In my four years on the Board we have increasingly developed a Board majority that values curriculum and understands that a key component of equity and is offering every student a fair chance at success.
To that end, we have adopted K-5 math materials, we are piloting middle school math, adopted social studies middle schools materials, supporting “Since Time Immemorial” and now a commitment to Ethnic Studies. I am proud of this work. It is fundamental work.
I am also proud to have been part of a board and district that for four years has:
- Had clean audits.
- Has balanced the budget through good times and lean.
- That has transitioned to superintendent leadership peacefully and will continue to do so.
- That has recognized that the district can no longer close or sell schools and buildings, but has instead committed to opening and building new schools almost every year I have been on the board.
I am part of a board that has voiced a commitment to every student of every race and every gender. But we must make good on that promise.
I am proud to be a member of a school board that knows we owe it to our students and families to get things right, crucial components like:
- The student assignment plan.
- School improvement plans.
- Funding as many educators and counselors as possible for our schools.
- Recognizing that we have many students of various needs and there are gaps in outcomes that we can and must impact.
There is still much work to be done, no question about it. We need to create a district with more vision, more imagination, greater stability for our students and predictability for our families, more options not less, in our schools—more joy, less stress.
I would like to extend my best wishes to my continuing colleagues Leslie Harris, Betty Patu, Rick Burke, Scott Pinkham and Jill Geary. They are conscientious, intelligent and understood their role and duty they have to the public that elected them. Each brings valuable skills and insights.
I congratulate my longtime colleague and friend Betty Patu on her decisive re-election to the school board for a third term and an opportunity to complete her valuable decades of work on behalf of the students of Seattle Public Schools.
And I welcome newly elected members Eden Mack and Zachary Pullin DeWolf. Thank you for stepping up. The district is fortunate to have you. This is a rewarding job and, of course, challenging. Your decisions will matter to so many, and will have a lasting impact. I know neither of you take the job lightly.
But I can also assure, you will be in good company. And there will be moments of laughter and joy. –I found it amusing on the campaign trail this time around, on behalf of other candidates, there was a candidate who erroneously claimed this current board doesn’t even speak to each other. I had to laugh when I think of how many times at meetings I’ve wished the Board talked less to each other– myself included.

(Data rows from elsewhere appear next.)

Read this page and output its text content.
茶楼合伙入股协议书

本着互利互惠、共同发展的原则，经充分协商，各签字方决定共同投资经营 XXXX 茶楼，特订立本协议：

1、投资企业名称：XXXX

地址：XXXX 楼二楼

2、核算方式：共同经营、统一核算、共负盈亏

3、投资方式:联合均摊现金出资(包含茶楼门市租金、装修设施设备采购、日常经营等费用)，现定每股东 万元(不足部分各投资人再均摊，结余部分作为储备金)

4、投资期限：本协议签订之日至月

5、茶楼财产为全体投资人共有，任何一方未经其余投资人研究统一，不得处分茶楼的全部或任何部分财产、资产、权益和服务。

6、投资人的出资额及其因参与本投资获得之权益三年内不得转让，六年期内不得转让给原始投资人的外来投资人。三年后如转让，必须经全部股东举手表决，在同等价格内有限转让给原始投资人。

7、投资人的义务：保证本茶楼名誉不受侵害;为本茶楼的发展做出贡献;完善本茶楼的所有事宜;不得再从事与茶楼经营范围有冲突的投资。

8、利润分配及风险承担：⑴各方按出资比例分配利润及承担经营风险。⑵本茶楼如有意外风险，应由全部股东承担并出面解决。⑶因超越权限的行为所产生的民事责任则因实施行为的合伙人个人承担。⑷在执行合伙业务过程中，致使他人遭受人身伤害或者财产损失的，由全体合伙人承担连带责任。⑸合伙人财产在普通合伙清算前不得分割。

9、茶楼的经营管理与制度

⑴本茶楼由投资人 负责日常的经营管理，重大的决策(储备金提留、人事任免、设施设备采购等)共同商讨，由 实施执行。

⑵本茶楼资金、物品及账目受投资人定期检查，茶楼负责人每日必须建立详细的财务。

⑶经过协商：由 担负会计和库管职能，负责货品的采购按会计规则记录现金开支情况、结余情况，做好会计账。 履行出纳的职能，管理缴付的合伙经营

My tip to the new directors is: Do your homework. There is a lot of reading and thinking to do. Vote your conscience. And don’t be afraid to be the sole vote if that is where your conscience and intelligence lead you.
The day must come when we treat the job of Seattle School Board Director with the respect and resources it deserves and requires, so that it does not have to be hardship and sacrifice to serve. After all, we directors are called upon to oversee the largest school district in state and a $1 billion budget.
And no, the mayor and city should not be called upon to take over. It’s crucially important that the people of the city have elected representatives on the school board who are answerable to them, directly. Research has shown that this is still the most accountable model of school district governance.
In terms of compensation, the board’s maximum stipend of $50 a day – only on days when we have meetings — has remained unchanged since the 1980s. Adjusting for inflation alone, it should at least be $100/day. That still doesn’t take us very far. Board directors are only compensated for meetings. We are not paid anything for hours spent researching and reading.
Directors do not have their own direct staff or office space, other than two shared staff members and shared space.
I find it interesting that no one has made a point of the fact that we are now going to have four mayors in four months. Meanwhile the Seattle school district is entering into its fourth year with the same superintendent. So again there is a lot of information out there it would behoove us to correct.
I wish Supt Nyland well as he completes his work with the district.
I find it interesting that no one has made a point of the fact that we are now going to have 4 mayors in four months. Meanwhile the Seattle School District is entering into its fourth year with the same superintendent.
Above all, I want to thank my family – my children and my husband – who gave up more than I realized they would, to lend me to you. Thank you for your patience and love. You know more about the complexities of a school district than any teenager should ever have to know.
Thank you all very much.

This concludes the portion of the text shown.